The new Kanorau Koiora Taketake Indigenous Biodiversity Community Grant fund had $260,000 available - it received 37 applications for a total of $1 million, and 21 were successful.
Te Kura Kaupapa Māori o Tupoho got $11,000 to for the tools and administration it needs for a three-year project to green and shelter the school and make horticulture teaching possible.
The school board commissioned a permaculture design from gardener Rachel Stephenson last year. It includes an orchard/food forest, shelter plantings and a Te Pae Maharahara memorial garden with rongoā.
They would add to the māra kai (food garden) the children already loved, Stephenson said.
The kura has a grant from the Matariki Tu Rākau programme for 600 trees, mulch, stakes and Easy Earth compost. The money from Horizons will pay for the tools, administration and documentation of the planting.
It would have to be done quickly because summer was coming, Stephenson said.
The .4ha site will get a first line of protection from tough native species like ngaio, karo and coprosma, with more delicate species coming behind them.
Castlecliff Coast Care got $5000 to harvest spinifex and pingao seed from the Whanganui coast and grown on in the Coastlands Plant Nursery at Whakatāne. When mature they will be planted on foredunes to stabilise sand.
It was a good boost to the group's work, coordinator Graham Pearson said. Since the Coastal Restoration Trust conference in March, Horizons had been more supportive of coastal issues.
Okoia Enviro-School received $5000, principal Nic Welch said.
The money will be put toward fencing and planting in its three-year project to turn a 1ha paddock into native bush that will provide an outdoor learning space for students.

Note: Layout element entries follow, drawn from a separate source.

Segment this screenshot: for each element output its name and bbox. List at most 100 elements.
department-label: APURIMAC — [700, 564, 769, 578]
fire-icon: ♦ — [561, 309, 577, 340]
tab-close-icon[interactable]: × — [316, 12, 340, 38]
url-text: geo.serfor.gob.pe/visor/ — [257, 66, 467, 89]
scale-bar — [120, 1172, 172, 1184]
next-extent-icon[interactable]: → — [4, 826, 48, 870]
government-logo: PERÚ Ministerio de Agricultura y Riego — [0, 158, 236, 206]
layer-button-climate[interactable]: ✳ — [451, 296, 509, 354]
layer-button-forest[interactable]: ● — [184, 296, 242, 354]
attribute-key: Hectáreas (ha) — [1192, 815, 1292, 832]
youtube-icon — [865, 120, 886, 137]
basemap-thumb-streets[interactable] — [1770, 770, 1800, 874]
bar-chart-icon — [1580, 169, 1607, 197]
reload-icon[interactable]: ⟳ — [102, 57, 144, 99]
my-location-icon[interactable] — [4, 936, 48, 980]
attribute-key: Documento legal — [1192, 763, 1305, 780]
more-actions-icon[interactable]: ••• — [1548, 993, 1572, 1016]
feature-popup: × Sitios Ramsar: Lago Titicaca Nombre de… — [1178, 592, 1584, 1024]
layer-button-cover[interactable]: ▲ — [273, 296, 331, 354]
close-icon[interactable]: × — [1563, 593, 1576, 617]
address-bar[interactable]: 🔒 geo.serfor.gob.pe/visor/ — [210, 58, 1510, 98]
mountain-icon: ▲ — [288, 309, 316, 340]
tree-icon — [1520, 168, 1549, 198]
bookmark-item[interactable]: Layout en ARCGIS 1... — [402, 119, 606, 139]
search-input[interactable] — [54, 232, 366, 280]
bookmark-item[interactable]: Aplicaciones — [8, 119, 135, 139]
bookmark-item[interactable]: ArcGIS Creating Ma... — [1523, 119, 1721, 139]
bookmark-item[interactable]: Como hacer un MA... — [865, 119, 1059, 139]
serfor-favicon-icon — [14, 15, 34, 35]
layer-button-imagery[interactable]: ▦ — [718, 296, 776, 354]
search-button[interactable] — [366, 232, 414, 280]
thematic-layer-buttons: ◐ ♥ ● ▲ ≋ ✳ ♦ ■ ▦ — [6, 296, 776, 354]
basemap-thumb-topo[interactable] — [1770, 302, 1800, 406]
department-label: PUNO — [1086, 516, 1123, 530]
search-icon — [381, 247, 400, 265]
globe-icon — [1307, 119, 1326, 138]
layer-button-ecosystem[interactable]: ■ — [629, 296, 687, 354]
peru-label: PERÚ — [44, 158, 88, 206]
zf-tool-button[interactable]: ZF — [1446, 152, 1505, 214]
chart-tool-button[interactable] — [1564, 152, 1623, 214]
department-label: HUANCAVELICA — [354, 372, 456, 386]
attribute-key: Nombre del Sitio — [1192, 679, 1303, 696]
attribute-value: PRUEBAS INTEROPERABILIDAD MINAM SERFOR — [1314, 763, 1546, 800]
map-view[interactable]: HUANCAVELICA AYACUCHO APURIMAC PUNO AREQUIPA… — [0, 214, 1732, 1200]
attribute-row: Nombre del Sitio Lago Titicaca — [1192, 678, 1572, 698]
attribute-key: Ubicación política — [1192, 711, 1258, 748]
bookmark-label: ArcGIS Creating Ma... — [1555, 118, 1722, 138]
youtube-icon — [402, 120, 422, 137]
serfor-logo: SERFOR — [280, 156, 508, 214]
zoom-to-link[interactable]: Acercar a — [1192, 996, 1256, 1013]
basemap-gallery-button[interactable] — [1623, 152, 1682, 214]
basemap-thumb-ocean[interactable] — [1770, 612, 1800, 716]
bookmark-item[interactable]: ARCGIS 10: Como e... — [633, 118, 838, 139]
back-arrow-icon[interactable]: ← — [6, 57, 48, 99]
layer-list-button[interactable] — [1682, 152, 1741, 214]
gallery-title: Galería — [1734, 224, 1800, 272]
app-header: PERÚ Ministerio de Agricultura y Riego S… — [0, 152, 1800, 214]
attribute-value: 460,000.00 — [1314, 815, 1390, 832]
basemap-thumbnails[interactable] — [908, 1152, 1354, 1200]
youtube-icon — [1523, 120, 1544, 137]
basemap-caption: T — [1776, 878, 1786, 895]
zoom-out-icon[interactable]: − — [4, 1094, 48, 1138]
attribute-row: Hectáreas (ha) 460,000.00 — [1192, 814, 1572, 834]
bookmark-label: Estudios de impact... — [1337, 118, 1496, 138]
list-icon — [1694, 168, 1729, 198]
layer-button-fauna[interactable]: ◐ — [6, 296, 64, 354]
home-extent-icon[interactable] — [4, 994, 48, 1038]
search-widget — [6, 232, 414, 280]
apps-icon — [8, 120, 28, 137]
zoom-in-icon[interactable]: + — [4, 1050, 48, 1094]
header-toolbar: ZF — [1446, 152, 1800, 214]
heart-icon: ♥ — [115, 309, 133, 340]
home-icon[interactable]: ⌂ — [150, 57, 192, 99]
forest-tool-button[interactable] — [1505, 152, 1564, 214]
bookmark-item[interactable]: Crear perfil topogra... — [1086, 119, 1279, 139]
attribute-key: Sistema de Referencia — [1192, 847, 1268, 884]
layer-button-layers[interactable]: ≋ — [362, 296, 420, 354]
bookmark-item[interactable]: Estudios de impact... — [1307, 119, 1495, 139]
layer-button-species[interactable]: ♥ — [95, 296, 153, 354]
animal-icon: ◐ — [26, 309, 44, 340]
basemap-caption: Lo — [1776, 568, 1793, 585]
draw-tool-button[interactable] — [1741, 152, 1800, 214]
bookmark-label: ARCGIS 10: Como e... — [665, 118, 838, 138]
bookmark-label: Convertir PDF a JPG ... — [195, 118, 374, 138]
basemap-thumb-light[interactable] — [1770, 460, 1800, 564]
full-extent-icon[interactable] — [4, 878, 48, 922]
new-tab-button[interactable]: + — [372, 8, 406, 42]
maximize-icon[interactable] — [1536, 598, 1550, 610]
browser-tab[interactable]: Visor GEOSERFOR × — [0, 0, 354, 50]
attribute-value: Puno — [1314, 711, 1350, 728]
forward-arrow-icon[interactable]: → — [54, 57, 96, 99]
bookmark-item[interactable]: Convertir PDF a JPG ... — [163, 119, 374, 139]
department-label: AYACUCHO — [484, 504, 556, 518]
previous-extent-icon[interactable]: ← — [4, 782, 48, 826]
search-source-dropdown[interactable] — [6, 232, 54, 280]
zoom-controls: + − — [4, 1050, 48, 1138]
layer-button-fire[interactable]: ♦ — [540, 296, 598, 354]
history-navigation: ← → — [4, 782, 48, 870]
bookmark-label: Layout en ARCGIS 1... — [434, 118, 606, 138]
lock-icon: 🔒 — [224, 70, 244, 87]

The project was started with Ministry of Education funding, and has a plan from Gerard Hobbs of St John's Landscaping, advice from ecologist Colin Ogle and support from the Wanganui East Club.
The children have collected seed from nearby Gordon Park Scenic Reserve and grown it for planting. The forest they will establish will add to native bush in the Okoia Valley and support native birds coming to Gordon Park.
"We are absolutely thrilled about getting the grant. It just allows us to keep going with the project. We really appreciate the support from Horizons," Welch said.
The council decided in May to increase contestable biodiversity grant funding over the next 10 years, and also to continue funding five sites.
"Council's vision for this grant is to empower communities to reconnect with and improve biodiversity," Horizons chairwoman Rachel Keedwell said.
"This includes providing resources for projects that support connections between nature and people including mātauranga Māori."
The applications were of a high calibre, and had lots of community support behind them. Councillors Fiona Gordon, John Turkington and Nicola Patrick decided which groups were funded.